The buffet staff watches how much you eat. They apply caps in three ways — and Claude Code's appetite makes most free tiers choke.

RPM — Requests Per Minute

"Don't call our name more than X times a minute."

Rarely the bottleneck.

TPM — Tokens Per Minute

"Don't eat more than X grams per minute."

The real killer. Groq free = 12K TPM. Claude Code sends 20K in one turn.

RPD — Requests Per Day

"Don't come back more than X times a day."

Hard daily ceiling.

Why Groq's free tier is broken for Claude Code: the harness replays the entire conversation history every turn. So "just one more message" actually sends 20,000+ tokens. The 12K TPM wall rejects it. The Compound endpoint has 70K TPM — that one survives.

Quantization = JPEG for model weights

You can compress the cookbook. Same recipes, smaller file, faster to cook, slight loss of detail.

FP16 / BF16

original print

140GB for Llama 70B. Quality: 100%.

FP8

high-res JPEG

70GB. Quality: ~100% in practice.

Q8

good JPEG

35GB. Quality: 99%. Safe default.

Q4

heavy compression

17GB. Visible quality loss on hard reasoning.

Don't let a sketchy free provider silently serve you Q4 — if the model feels dumb, ask what quantization they use.

Tool calling = chef goes shopping

Some chefs can only cook with ingredients already on the counter. Others mid-meal will run to the market, check prices, grab fresh herbs, and come back.

Without tool calling

Chef only uses what's in front of them. Answers come purely from what the model already knows. Can't look up the current weather, can't run a calculation, can't read a file.

With tool calling

Chef pauses, writes you a note — "I need to grab rosemary, back in 2 minutes." You (or the harness) run the errand, bring the rosemary back, chef keeps cooking. This is how Claude Code's Edit/Write/Bash tools work.

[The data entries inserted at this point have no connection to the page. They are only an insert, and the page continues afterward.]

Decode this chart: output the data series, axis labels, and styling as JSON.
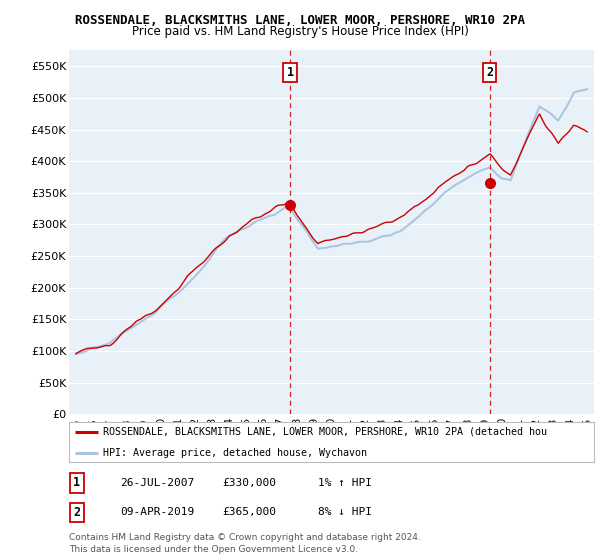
{
  "title1": "ROSSENDALE, BLACKSMITHS LANE, LOWER MOOR, PERSHORE, WR10 2PA",
  "title2": "Price paid vs. HM Land Registry's House Price Index (HPI)",
  "ylim": [
    0,
    575000
  ],
  "yticks": [
    0,
    50000,
    100000,
    150000,
    200000,
    250000,
    300000,
    350000,
    400000,
    450000,
    500000,
    550000
  ],
  "ytick_labels": [
    "£0",
    "£50K",
    "£100K",
    "£150K",
    "£200K",
    "£250K",
    "£300K",
    "£350K",
    "£400K",
    "£450K",
    "£500K",
    "£550K"
  ],
  "hpi_color": "#a8c4e0",
  "price_color": "#cc0000",
  "marker1_color": "#cc0000",
  "marker2_color": "#cc0000",
  "t1_x": 2007.569,
  "t1_y": 330000,
  "t2_x": 2019.271,
  "t2_y": 365000,
  "legend_line1": "ROSSENDALE, BLACKSMITHS LANE, LOWER MOOR, PERSHORE, WR10 2PA (detached hou",
  "legend_line2": "HPI: Average price, detached house, Wychavon",
  "table_row1_num": "1",
  "table_row1_date": "26-JUL-2007",
  "table_row1_price": "£330,000",
  "table_row1_hpi": "1% ↑ HPI",
  "table_row2_num": "2",
  "table_row2_date": "09-APR-2019",
  "table_row2_price": "£365,000",
  "table_row2_hpi": "8% ↓ HPI",
  "footer1": "Contains HM Land Registry data © Crown copyright and database right 2024.",
  "footer2": "This data is licensed under the Open Government Licence v3.0.",
  "bg_color": "#ffffff",
  "plot_bg_color": "#e8f0f8",
  "grid_color": "#ffffff",
  "xticks": [
    1995,
    1996,
    1997,
    1998,
    1999,
    2000,
    2001,
    2002,
    2003,
    2004,
    2005,
    2006,
    2007,
    2008,
    2009,
    2010,
    2011,
    2012,
    2013,
    2014,
    2015,
    2016,
    2017,
    2018,
    2019,
    2020,
    2021,
    2022,
    2023,
    2024,
    2025
  ]
}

The #1 compatibility check when picking an OSS provider: does this model emit clean, reliable tool-call JSON? Older Llamas hallucinate tool names. GLM 4.7, DeepSeek V3, and Qwen3-Coder are rock-solid. Some providers don't expose tool calling even when the model supports it.

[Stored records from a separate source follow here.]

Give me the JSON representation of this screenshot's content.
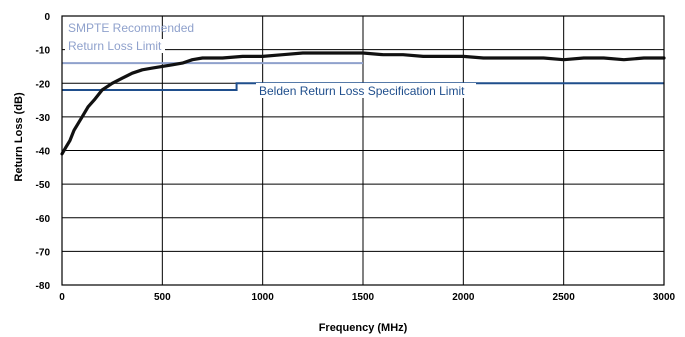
{
  "chart_data": {
    "type": "line",
    "title": "",
    "xlabel": "Frequency (MHz)",
    "ylabel": "Return Loss (dB)",
    "xlim": [
      0,
      3000
    ],
    "ylim": [
      -80,
      0
    ],
    "x_ticks": [
      0,
      500,
      1000,
      1500,
      2000,
      2500,
      3000
    ],
    "y_ticks": [
      0,
      -10,
      -20,
      -30,
      -40,
      -50,
      -60,
      -70,
      -80
    ],
    "grid": true,
    "series": [
      {
        "name": "",
        "color": "#111111",
        "x": [
          0,
          20,
          40,
          60,
          80,
          100,
          130,
          160,
          200,
          250,
          300,
          350,
          400,
          450,
          500,
          550,
          600,
          650,
          700,
          800,
          900,
          1000,
          1100,
          1200,
          1300,
          1400,
          1500,
          1600,
          1700,
          1800,
          1900,
          2000,
          2100,
          2200,
          2300,
          2400,
          2500,
          2600,
          2700,
          2800,
          2900,
          3000
        ],
        "y": [
          -41,
          -39,
          -37,
          -34,
          -32,
          -30,
          -27,
          -25,
          -22,
          -20,
          -18.5,
          -17,
          -16,
          -15.5,
          -15,
          -14.5,
          -14,
          -13,
          -12.5,
          -12.5,
          -12,
          -12,
          -11.5,
          -11,
          -11,
          -11,
          -11,
          -11.5,
          -11.5,
          -12,
          -12,
          -12,
          -12.5,
          -12.5,
          -12.5,
          -12.5,
          -13,
          -12.5,
          -12.5,
          -13,
          -12.5,
          -12.5
        ]
      }
    ],
    "limits": [
      {
        "label": "SMPTE Recommended Return Loss Limit",
        "label_lines": [
          "SMPTE Recommended",
          "Return Loss Limit"
        ],
        "color": "#8fa1cc",
        "points": [
          [
            0,
            -14
          ],
          [
            1500,
            -14
          ]
        ]
      },
      {
        "label": "Belden Return Loss Specification Limit",
        "color": "#1f4e8c",
        "points": [
          [
            0,
            -22
          ],
          [
            870,
            -22
          ],
          [
            870,
            -20
          ],
          [
            3000,
            -20
          ]
        ]
      }
    ]
  }
}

Groq Compound = full-service chef-and-errand-runner

The chef AND the grocery runner, in one person.

Regular tool calling: chef stops cooking, you run to the market, come back. Round trip takes 30 seconds.

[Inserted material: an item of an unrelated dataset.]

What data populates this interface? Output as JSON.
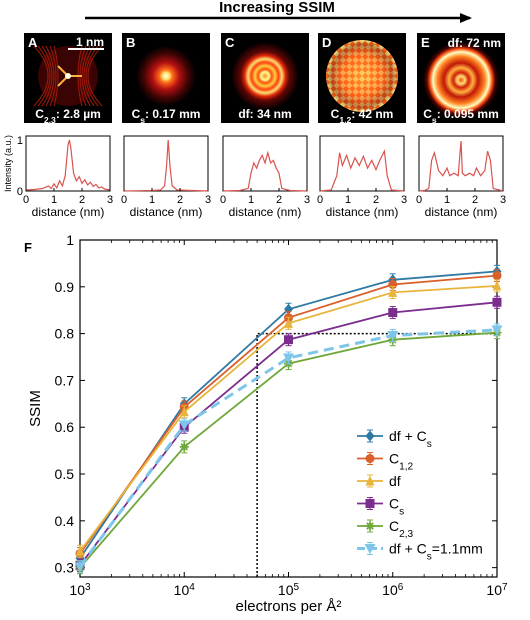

Groq Compound: chef keeps cooking, hands the grocery list to an apprentice who's already in the kitchen, apprentice sprints out and back. You never leave your seat. No round trip.

Technically: a single API call triggers an internal agentic loop on Groq's servers — web search, code execution, Wolfram Alpha, browser automation all happen server-side. Your client just waits for the finished answer.

Why it matters to us: the free tier gives you 70K TPM + 250 requests/day on this endpoint — roughly ~5M tokens/day free. For peak-hour experimentation, that's wild value.

The 30-second cheat sheet

Inference = cooking with a pre-written cookbook.

Managed = restaurant. Self-hosted = rented kitchen.

Serverless = Uber. Dedicated = leased car.

vLLM = the stove. H100 = industrial kitchen.

Latency / TTFT = time to first bite. Throughput = rate of later bites.

TPM is the real killer. Groq plain = 12K. Claude Code eats 20K a turn.

Quantization = JPEG for weights. FP8 is the safe default.

Groq Compound = chef-and-errand-runner. 5M free tokens/day.